[THÉMA] Fuites du réseau, quand l’argent tombe à l’eau

Publié le ven 28/07/2023 - 10:00

Par Manon Le Dantec

Un chiffre qui inquiète : 20% de l’eau potable est perdue dans nos réseaux de distribution en France. La politique actuelle ambitionne une réparation des réseaux d’eau à tout prix, occultant ainsi la question de la sobriété de la consommation.

 

Sous nos pieds, le vieux réseau de distribution d’eau potable édifié au XIXe siècle et long de 850 000 km, semble s’épuiser. Un litre d’eau sur 5 s’y « perd ». Face à une ressource qui se raréfie, la chasse aux fuites est ouverte. Mais au-delà du bon sens, réduire les fuites est-ce vraiment la solution miracle ?

Une solution miracle ?

La proposition de réparation des réseaux par le gouvernement n’est pas nouvelle. Déjà, la loi « Grenelle II » de 2009, dans son chapitre « Eau », incite « les collectivités à évaluer les fuites des réseaux et programmer le cas échéant les travaux de réparation nécessaires. » Aujourd’hui, le « plan Eau » propose encore de réparer le réseau pour 180 millions d’euros par an, sans date limite d’horizon.
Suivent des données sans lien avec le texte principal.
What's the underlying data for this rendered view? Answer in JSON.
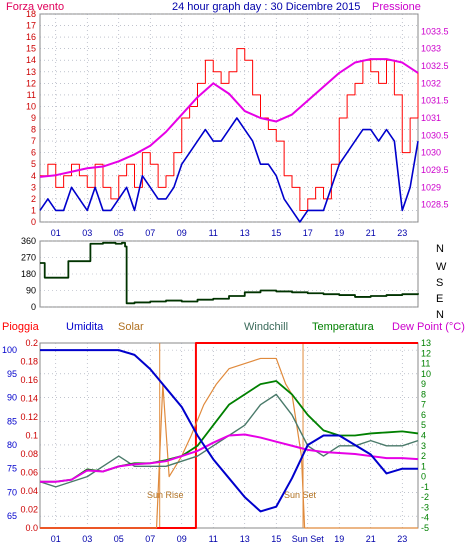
{
  "header": {
    "left": "Forza vento",
    "center": "24 hour graph day : 30 Dicembre 2015",
    "right": "Pressione"
  },
  "colors": {
    "wind_gust": "#ff0000",
    "wind_avg": "#0000cc",
    "pressure": "#e600e6",
    "direction": "#003300",
    "rain": "#ff0000",
    "humidity": "#0000cc",
    "solar": "#e08a3c",
    "windchill": "#4a7a6a",
    "temperature": "#008000",
    "dewpoint": "#e600e6",
    "grid": "#9aa0b0",
    "axis_text": "#0000aa"
  },
  "x_ticks": [
    "01",
    "03",
    "05",
    "07",
    "09",
    "11",
    "13",
    "15",
    "17",
    "19",
    "21",
    "23"
  ],
  "chart_data": [
    {
      "type": "line",
      "title": "24 hour graph day : 30 Dicembre 2015",
      "ylabel_left": "Forza vento",
      "ylabel_right": "Pressione",
      "xlim": [
        0,
        24
      ],
      "ylim_left": [
        0,
        18
      ],
      "ylim_right": [
        1028,
        1034
      ],
      "yticks_left": [
        "0",
        "1",
        "2",
        "3",
        "4",
        "5",
        "6",
        "7",
        "8",
        "9",
        "10",
        "11",
        "12",
        "13",
        "14",
        "15",
        "16",
        "17",
        "18"
      ],
      "yticks_right": [
        "1028.5",
        "1029",
        "1029.5",
        "1030",
        "1030.5",
        "1031",
        "1031.5",
        "1032",
        "1032.5",
        "1033",
        "1033.5"
      ],
      "series": [
        {
          "axis": "left",
          "x": [
            0,
            0.5,
            1,
            1.5,
            2,
            2.5,
            3,
            3.5,
            4,
            4.5,
            5,
            5.5,
            6,
            6.5,
            7,
            7.5,
            8,
            8.5,
            9,
            9.5,
            10,
            10.5,
            11,
            11.5,
            12,
            12.5,
            13,
            13.5,
            14,
            14.5,
            15,
            15.5,
            16,
            16.5,
            17,
            17.5,
            18,
            18.5,
            19,
            19.5,
            20,
            20.5,
            21,
            21.5,
            22,
            22.5,
            23,
            23.5,
            24
          ],
          "y": [
            4,
            5,
            3,
            4,
            5,
            4,
            3,
            5,
            3,
            2,
            4,
            5,
            3,
            6,
            5,
            3,
            4,
            6,
            9,
            10,
            12,
            14,
            13,
            12,
            13,
            15,
            14,
            11,
            9,
            8,
            7,
            4,
            3,
            1,
            2,
            3,
            2,
            5,
            9,
            11,
            12,
            14,
            13,
            12,
            14,
            11,
            6,
            9,
            13
          ]
        },
        {
          "axis": "left",
          "x": [
            0,
            0.5,
            1,
            1.5,
            2,
            2.5,
            3,
            3.5,
            4,
            4.5,
            5,
            5.5,
            6,
            6.5,
            7,
            7.5,
            8,
            8.5,
            9,
            9.5,
            10,
            10.5,
            11,
            11.5,
            12,
            12.5,
            13,
            13.5,
            14,
            14.5,
            15,
            15.5,
            16,
            16.5,
            17,
            17.5,
            18,
            18.5,
            19,
            19.5,
            20,
            20.5,
            21,
            21.5,
            22,
            22.5,
            23,
            23.5,
            24
          ],
          "y": [
            1,
            2,
            1,
            1,
            3,
            2,
            1,
            3,
            1,
            1,
            2,
            3,
            1,
            4,
            3,
            2,
            2,
            3,
            5,
            6,
            7,
            8,
            7,
            7,
            8,
            9,
            8,
            7,
            5,
            5,
            4,
            2,
            1,
            0,
            1,
            1,
            1,
            3,
            5,
            6,
            7,
            8,
            8,
            7,
            8,
            7,
            1,
            3,
            7
          ]
        },
        {
          "axis": "right",
          "x": [
            0,
            1,
            2,
            3,
            4,
            5,
            6,
            7,
            8,
            9,
            10,
            11,
            12,
            13,
            14,
            15,
            16,
            17,
            18,
            19,
            20,
            21,
            22,
            23,
            24
          ],
          "y": [
            1029.3,
            1029.35,
            1029.45,
            1029.55,
            1029.6,
            1029.75,
            1029.95,
            1030.2,
            1030.6,
            1031.1,
            1031.6,
            1032.0,
            1031.7,
            1031.2,
            1031.0,
            1030.9,
            1031.1,
            1031.5,
            1031.9,
            1032.3,
            1032.6,
            1032.7,
            1032.7,
            1032.6,
            1032.3
          ]
        }
      ]
    },
    {
      "type": "line",
      "ylabel_right": "N W S E N",
      "xlim": [
        0,
        24
      ],
      "ylim": [
        0,
        360
      ],
      "yticks": [
        "0",
        "90",
        "180",
        "270",
        "360"
      ],
      "series": [
        {
          "x": [
            0,
            0.3,
            1.2,
            1.8,
            2.6,
            3.2,
            4.0,
            4.8,
            5.2,
            5.4,
            5.5,
            6,
            7,
            8,
            9,
            10,
            11,
            12,
            13,
            14,
            15,
            16,
            17,
            18,
            19,
            20,
            21,
            22,
            23,
            24
          ],
          "y": [
            240,
            160,
            160,
            250,
            250,
            345,
            350,
            345,
            350,
            330,
            20,
            25,
            30,
            35,
            30,
            40,
            45,
            60,
            80,
            90,
            85,
            80,
            75,
            70,
            65,
            55,
            60,
            65,
            70,
            75
          ]
        }
      ]
    },
    {
      "type": "line",
      "legend": [
        "Pioggia",
        "Umidita",
        "Solar",
        "Windchill",
        "Temperatura",
        "Dew Point (°C)"
      ],
      "xlim": [
        0,
        24
      ],
      "yticks_humidity": [
        "65",
        "70",
        "75",
        "80",
        "85",
        "90",
        "95",
        "100"
      ],
      "yticks_rain": [
        "0.0",
        "0.02",
        "0.04",
        "0.06",
        "0.08",
        "0.1",
        "0.12",
        "0.14",
        "0.16",
        "0.18",
        "0.2"
      ],
      "yticks_temp": [
        "-5",
        "-4",
        "-3",
        "-2",
        "-1",
        "0",
        "1",
        "2",
        "3",
        "4",
        "5",
        "6",
        "7",
        "8",
        "9",
        "10",
        "11",
        "12",
        "13"
      ],
      "ylim_humidity": [
        62.5,
        101.5
      ],
      "ylim_rain": [
        0,
        0.2
      ],
      "ylim_temp": [
        -5,
        13
      ],
      "xticks": [
        "01",
        "03",
        "05",
        "07",
        "09",
        "11",
        "13",
        "15",
        "Sun Set",
        "19",
        "21",
        "23"
      ],
      "annotations": [
        "Sun Rise",
        "Sun Set"
      ],
      "series": [
        {
          "name": "Pioggia",
          "axis": "rain",
          "x": [
            0,
            9.9,
            9.9,
            24
          ],
          "y": [
            0,
            0,
            0.2,
            0.2
          ]
        },
        {
          "name": "Umidita",
          "axis": "humidity",
          "x": [
            0,
            1,
            2,
            3,
            4,
            5,
            6,
            7,
            8,
            9,
            10,
            11,
            12,
            13,
            14,
            15,
            16,
            17,
            18,
            19,
            20,
            21,
            22,
            23,
            24
          ],
          "y": [
            100,
            100,
            100,
            100,
            100,
            100,
            99,
            96,
            92,
            88,
            82,
            77,
            73,
            69,
            66,
            67,
            73,
            80,
            82,
            82,
            80,
            78,
            74,
            75,
            75
          ]
        },
        {
          "name": "Solar",
          "axis": "temp",
          "x": [
            0,
            7.4,
            7.8,
            8.2,
            8.6,
            9.0,
            9.6,
            10.4,
            11.2,
            12,
            13,
            14,
            15,
            15.6,
            16,
            16.6,
            16.8,
            24
          ],
          "y": [
            -5,
            -5,
            9,
            0,
            1,
            2,
            4,
            7,
            9,
            10.5,
            11,
            11.5,
            11.5,
            9,
            8,
            2,
            -5,
            -5
          ]
        },
        {
          "name": "Windchill",
          "axis": "temp",
          "x": [
            0,
            1,
            2,
            3,
            4,
            5,
            6,
            7,
            8,
            9,
            10,
            11,
            12,
            13,
            14,
            15,
            16,
            17,
            18,
            19,
            20,
            21,
            22,
            23,
            24
          ],
          "y": [
            -0.5,
            -1,
            -0.5,
            0,
            1,
            2,
            1,
            1,
            1,
            1.5,
            2,
            3,
            4,
            5,
            7,
            8,
            6,
            3,
            2,
            3,
            3,
            3.5,
            3,
            3,
            3.5
          ]
        },
        {
          "name": "Temperatura",
          "axis": "temp",
          "x": [
            0,
            1,
            2,
            3,
            4,
            5,
            6,
            7,
            8,
            9,
            10,
            11,
            12,
            13,
            14,
            15,
            16,
            17,
            18,
            19,
            20,
            21,
            22,
            23,
            24
          ],
          "y": [
            -0.5,
            -0.5,
            -0.3,
            0.7,
            0.5,
            1,
            1.3,
            1.3,
            1.6,
            2,
            3,
            5,
            7,
            8,
            9,
            9.3,
            8,
            6,
            4.5,
            4,
            4,
            4.2,
            4.3,
            4.4,
            4.2
          ]
        },
        {
          "name": "Dew Point (°C)",
          "axis": "temp",
          "x": [
            0,
            1,
            2,
            3,
            4,
            5,
            6,
            7,
            8,
            9,
            10,
            11,
            12,
            13,
            14,
            15,
            16,
            17,
            18,
            19,
            20,
            21,
            22,
            23,
            24
          ],
          "y": [
            -0.5,
            -0.5,
            -0.3,
            0.6,
            0.5,
            1,
            1.2,
            1.3,
            1.5,
            2,
            2.5,
            3.3,
            4,
            4.1,
            3.8,
            3.4,
            3,
            2.6,
            2.4,
            2.3,
            2.2,
            2,
            1.8,
            1.8,
            1.7
          ]
        }
      ]
    }
  ]
}
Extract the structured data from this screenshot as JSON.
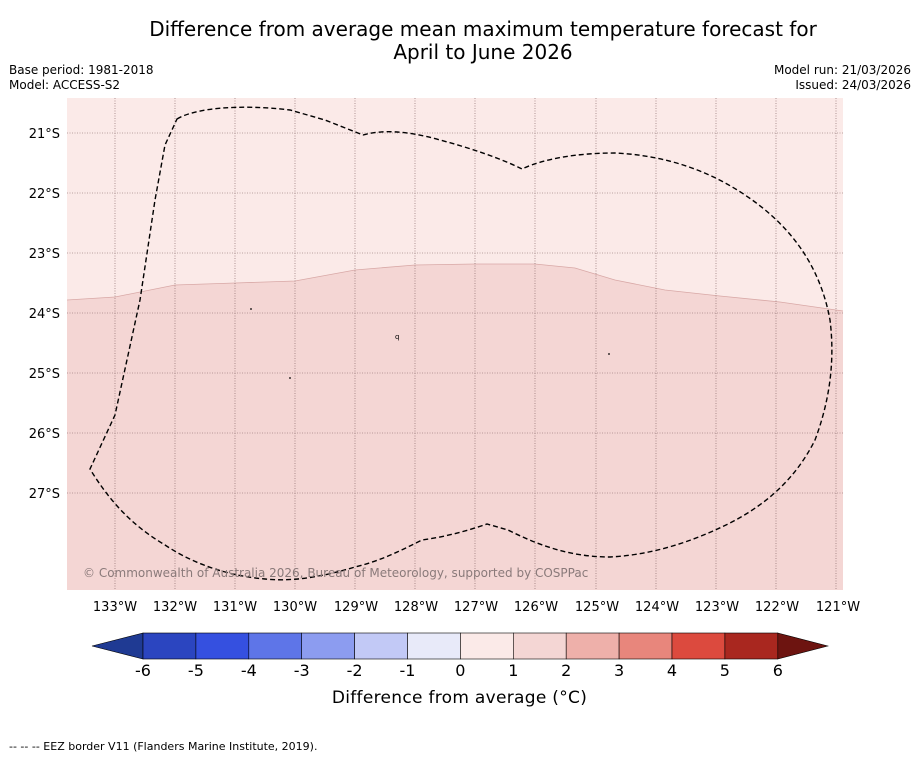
{
  "title": {
    "line1": "Difference from average mean maximum temperature forecast for",
    "line2": "April to June 2026"
  },
  "meta": {
    "base_period": "Base period: 1981-2018",
    "model": "Model: ACCESS-S2",
    "model_run": "Model run: 21/03/2026",
    "issued": "Issued: 24/03/2026"
  },
  "map": {
    "lon_labels": [
      "133°W",
      "132°W",
      "131°W",
      "130°W",
      "129°W",
      "128°W",
      "127°W",
      "126°W",
      "125°W",
      "124°W",
      "123°W",
      "122°W",
      "121°W"
    ],
    "lat_labels": [
      "21°S",
      "22°S",
      "23°S",
      "24°S",
      "25°S",
      "26°S",
      "27°S"
    ],
    "copyright": "© Commonwealth of Australia 2026, Bureau of Meteorology, supported by COSPPac",
    "colors": {
      "band_0_1": "#fbeae8",
      "band_1_2": "#f4d6d4",
      "eez_line": "#000000"
    }
  },
  "colorbar": {
    "ticks": [
      "-6",
      "-5",
      "-4",
      "-3",
      "-2",
      "-1",
      "0",
      "1",
      "2",
      "3",
      "4",
      "5",
      "6"
    ],
    "label": "Difference from average ($^\\circ$C)",
    "label_display": "Difference from average (°C)",
    "colors": [
      "#1f3a93",
      "#2b45c0",
      "#3550e0",
      "#5e75e8",
      "#8c9cf0",
      "#c2c9f6",
      "#e8eaf9",
      "#fbeae8",
      "#f4d6d4",
      "#eeb0aa",
      "#e8867c",
      "#dc4a3e",
      "#a9271f",
      "#6d1410"
    ]
  },
  "footnote": "--  --  -- EEZ border V11 (Flanders Marine Institute, 2019)."
}
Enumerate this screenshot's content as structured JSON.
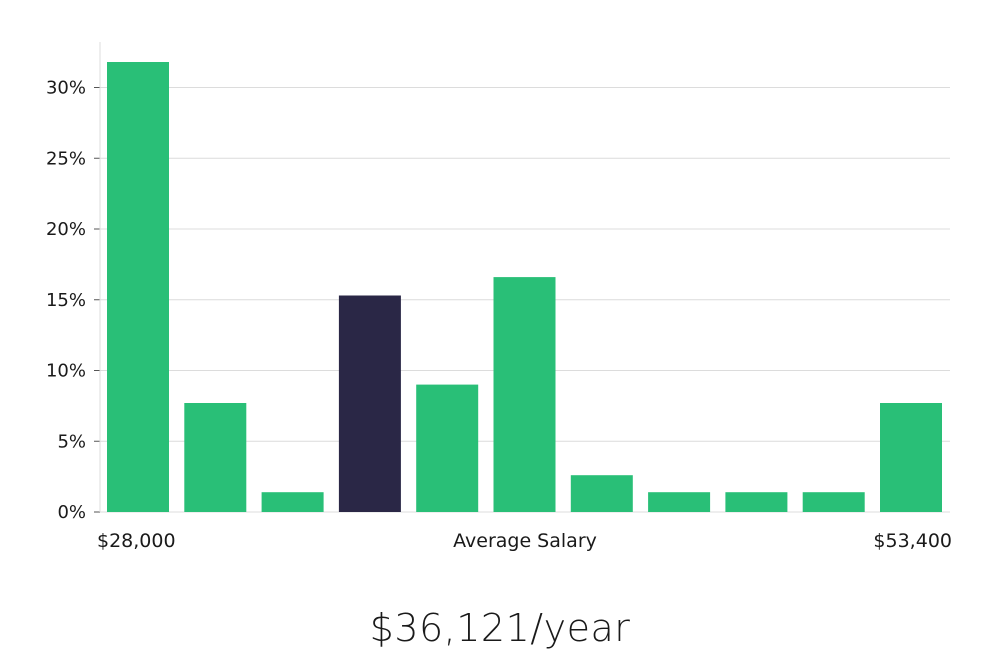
{
  "chart_data": {
    "type": "bar",
    "values": [
      31.8,
      7.7,
      1.4,
      15.3,
      9.0,
      16.6,
      2.6,
      1.4,
      1.4,
      1.4,
      7.7
    ],
    "highlight_index": 3,
    "ylim": [
      0,
      33
    ],
    "yticks": [
      0,
      5,
      10,
      15,
      20,
      25,
      30
    ],
    "ytick_labels": [
      "0%",
      "5%",
      "10%",
      "15%",
      "20%",
      "25%",
      "30%"
    ],
    "x_min_label": "$28,000",
    "x_center_label": "Average Salary",
    "x_max_label": "$53,400",
    "grid": true,
    "colors": {
      "bar": "#29bf77",
      "highlight": "#2a2746",
      "grid": "#dcdcdc"
    }
  },
  "summary": {
    "salary_text": "$36,121/year"
  }
}
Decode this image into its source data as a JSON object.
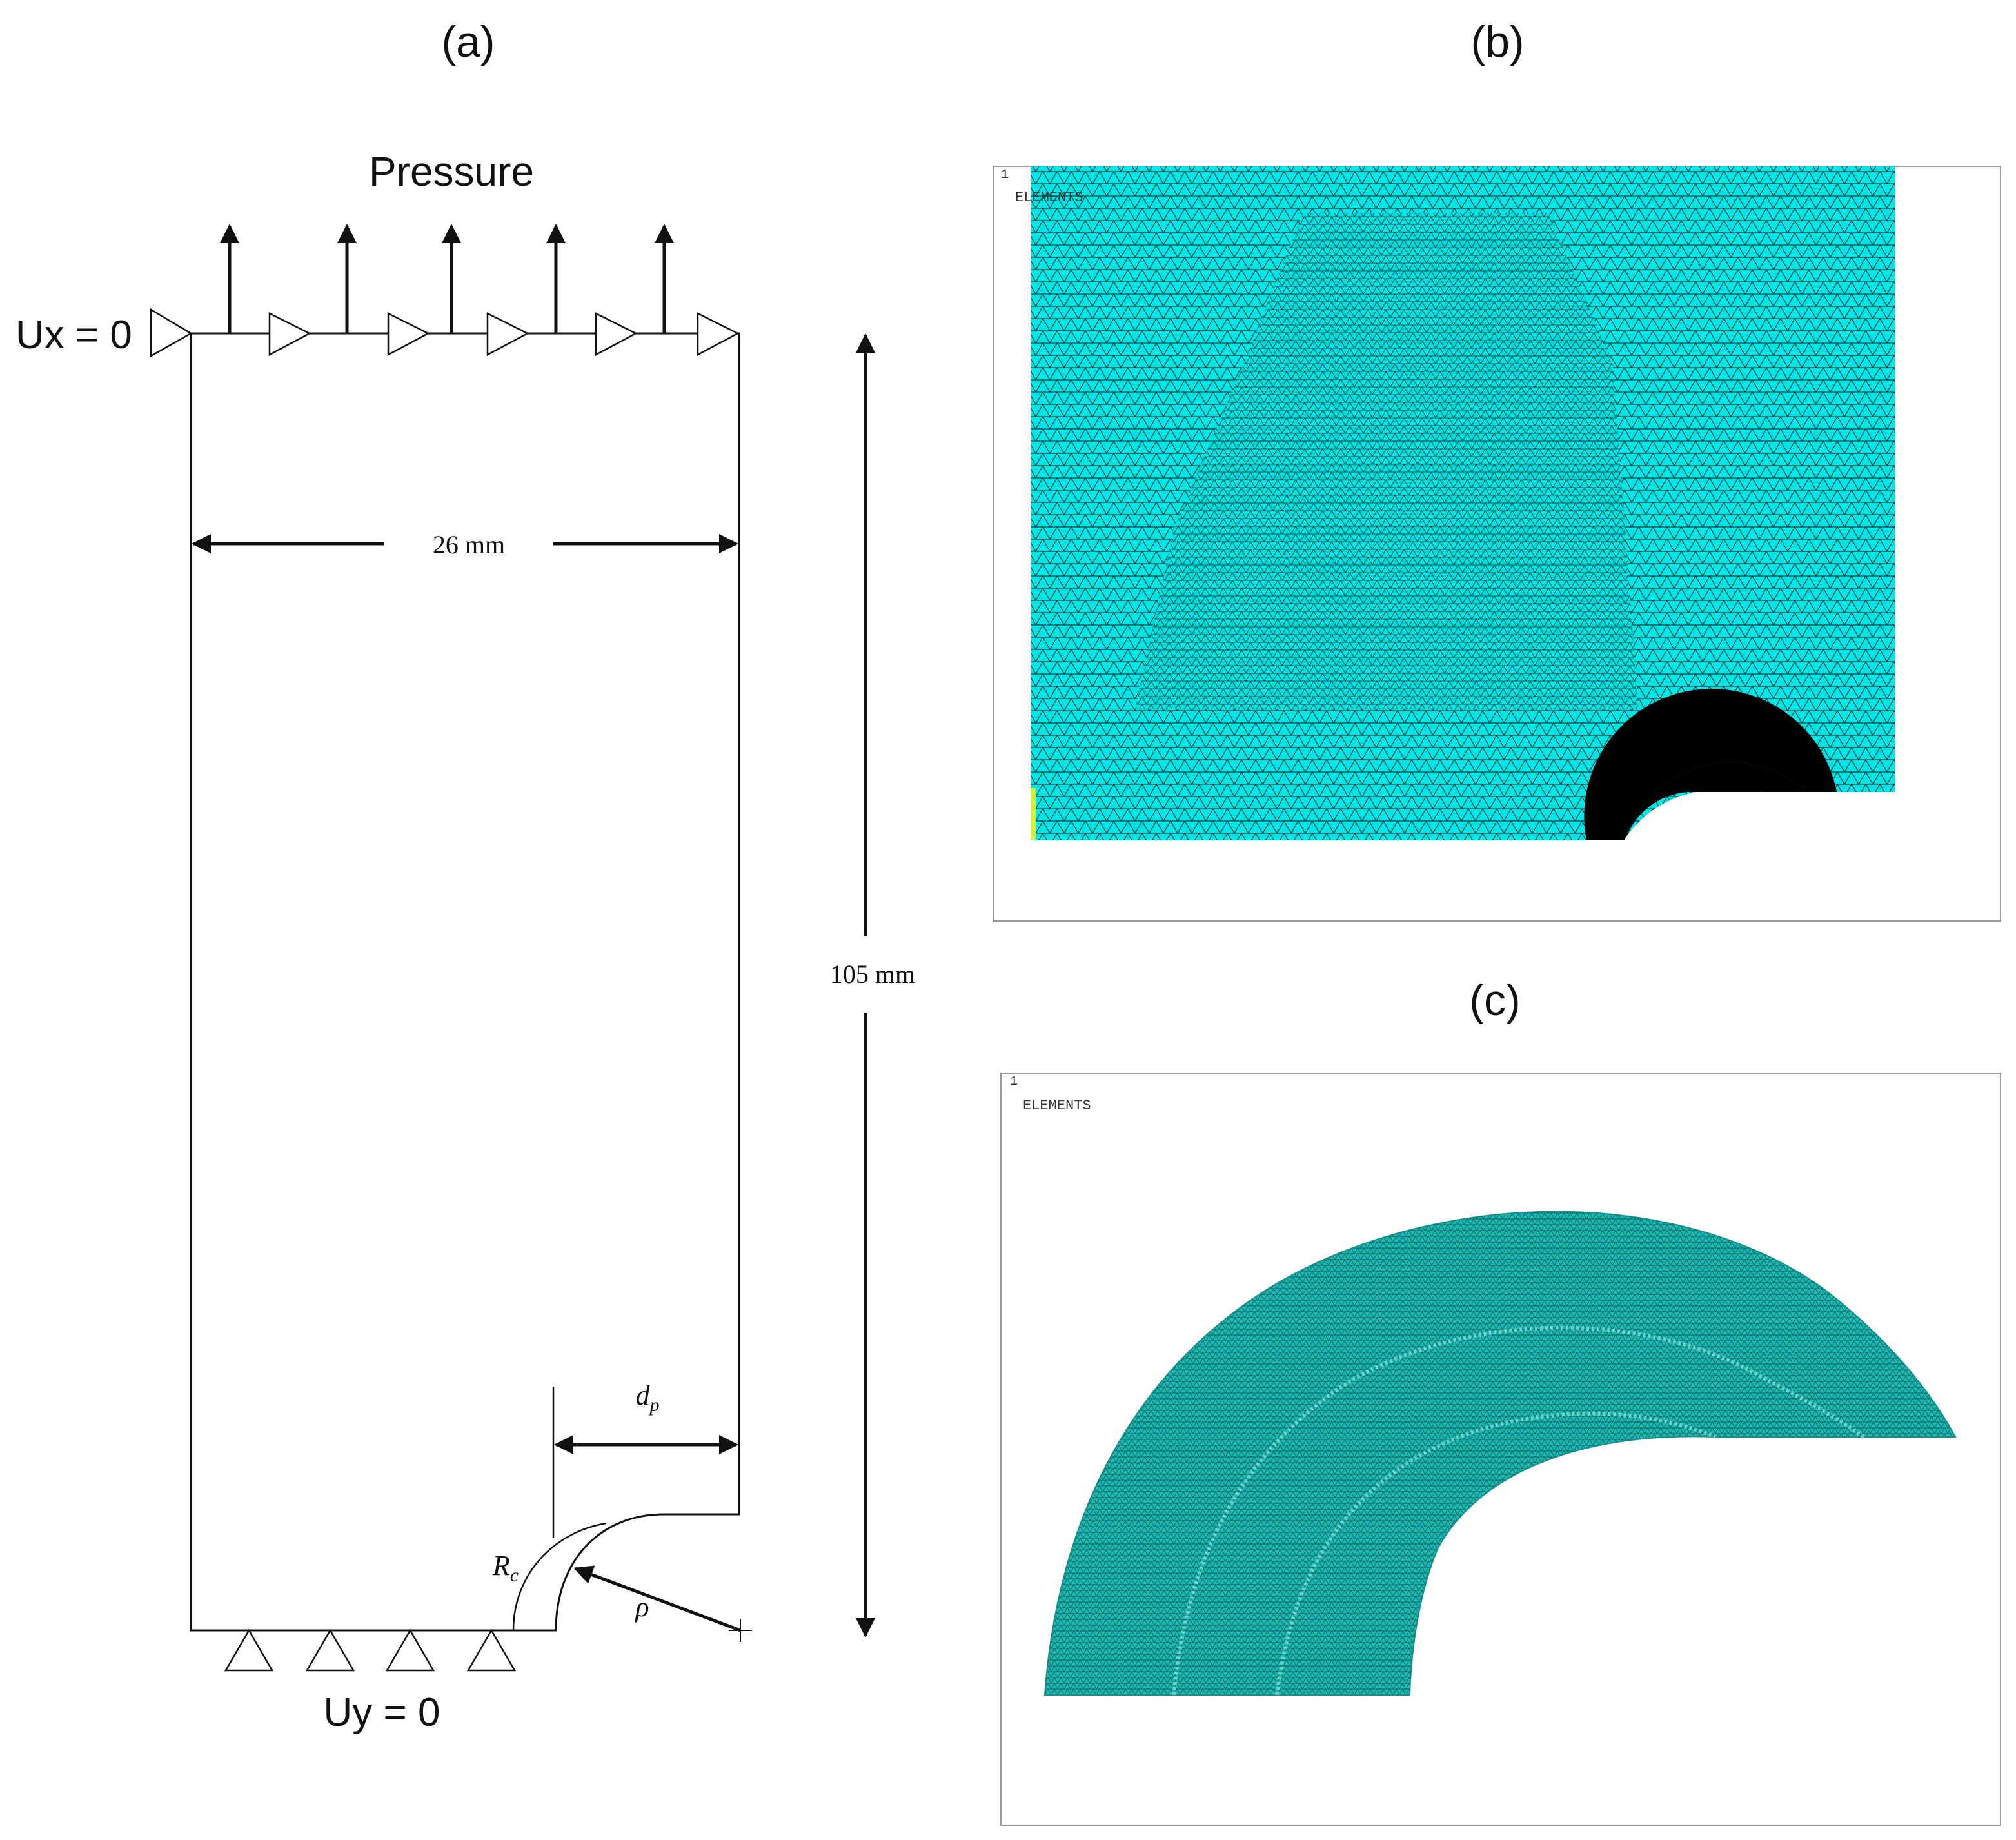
{
  "panels": {
    "a": {
      "label": "(a)"
    },
    "b": {
      "label": "(b)",
      "view_number": "1",
      "view_title": "ELEMENTS"
    },
    "c": {
      "label": "(c)",
      "view_number": "1",
      "view_title": "ELEMENTS"
    }
  },
  "model": {
    "load_label": "Pressure",
    "top_constraint": "Ux = 0",
    "bottom_constraint": "Uy = 0",
    "width_dim": "26 mm",
    "height_dim": "105 mm",
    "depth_symbol": "d",
    "depth_subscript": "p",
    "radius_symbol": "R",
    "radius_subscript": "c",
    "notch_radius_symbol": "ρ"
  },
  "colors": {
    "mesh_fill_b": "#00e5e5",
    "mesh_fill_c": "#18b8b3",
    "mesh_lines": "#0a3a3a",
    "ink": "#111111"
  }
}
En réalité, ce projet n’a pas de fin puisqu’à mesure que le réseau est restauré dans certaines zones, il s’abîme dans d’autres. Selon la FNTP (Fédération nationale des Travaux publics), « avec le taux moyen de renouvellement actuel des réseaux d’eau potable (0,58 %), il faudrait 172 ans pour le renouveler entièrement ». Un projet pharaonique, qui ne demande pas moins de « 150 000 euros pour rénover 1 km », selon Marillys Macé, directrice générale du Centre d’information sur l’eau.

Qui de l’eau ou du magot

Et s’il y a bien une perte dans le labyrinthe des canalisations, elle concerne d’abord l’énergie et le coût du traitement de la ressource. Dans Eau et énergie, un couple indissociable, Jean François Astolfi et Xavier Ursat indiquent que la production d’eau potable consomme entre 0,25 et 4 kWh par m3. C’est pourquoi, selon l’Observatoire des services d’eau et d’assainissement : « Réduire les fuites permet d’éviter le gaspillage de l’énergie et de consommer inutilement des services d’eau et d’assainissement. » Parce que le problème est aussi budgétaire. « Cette eau a été captée et traitée et cela a un coût », tacle Marillys Macé. Selon France Eau, au 1er janvier 2019, le coût de production et de distribution moyen de l’eau potable s’élevait à 2,07 euros par m3. Avec des fuites évaluées à 1 milliard de m3 d’eau par an, la perte financière se monte, quant à elle, à plus de 2 milliards d’euros ! De quoi justifier, selon le gouvernement, l’investissement public prévu à cet effet pour aller directement dans la poche des privés.

Changement de tactique

En outre, « toute l’eau qui s’échappe des tuyaux n’est pas définitivement perdue. Elle fuit généralement dans le sol et ré-infiltre les nappes phréatiques », précise encore la spécialiste. Or « la permanence d’une nappe souterraine reflète un équilibre entre ses entrées d’eau et ses sorties », avertit Ghislain de Marsily, universitaire spécialiste de l’hydrologie (Annales des mines, 2017). Mais ces nappes sont généralement exploitées de manière excessive par rapport à leur recharge naturelle, « au risque d’entraîner à terme le tarissement total des nappes les plus vulnérables », ajoute Ghislain. Des entrées d’eau qui permettent donc une continuité de ces milieux aquifères. Mais fuite ou pas fuite, il est temps de passer d’une politique d’économie financière à une politique de sobriété de la consommation de l’eau.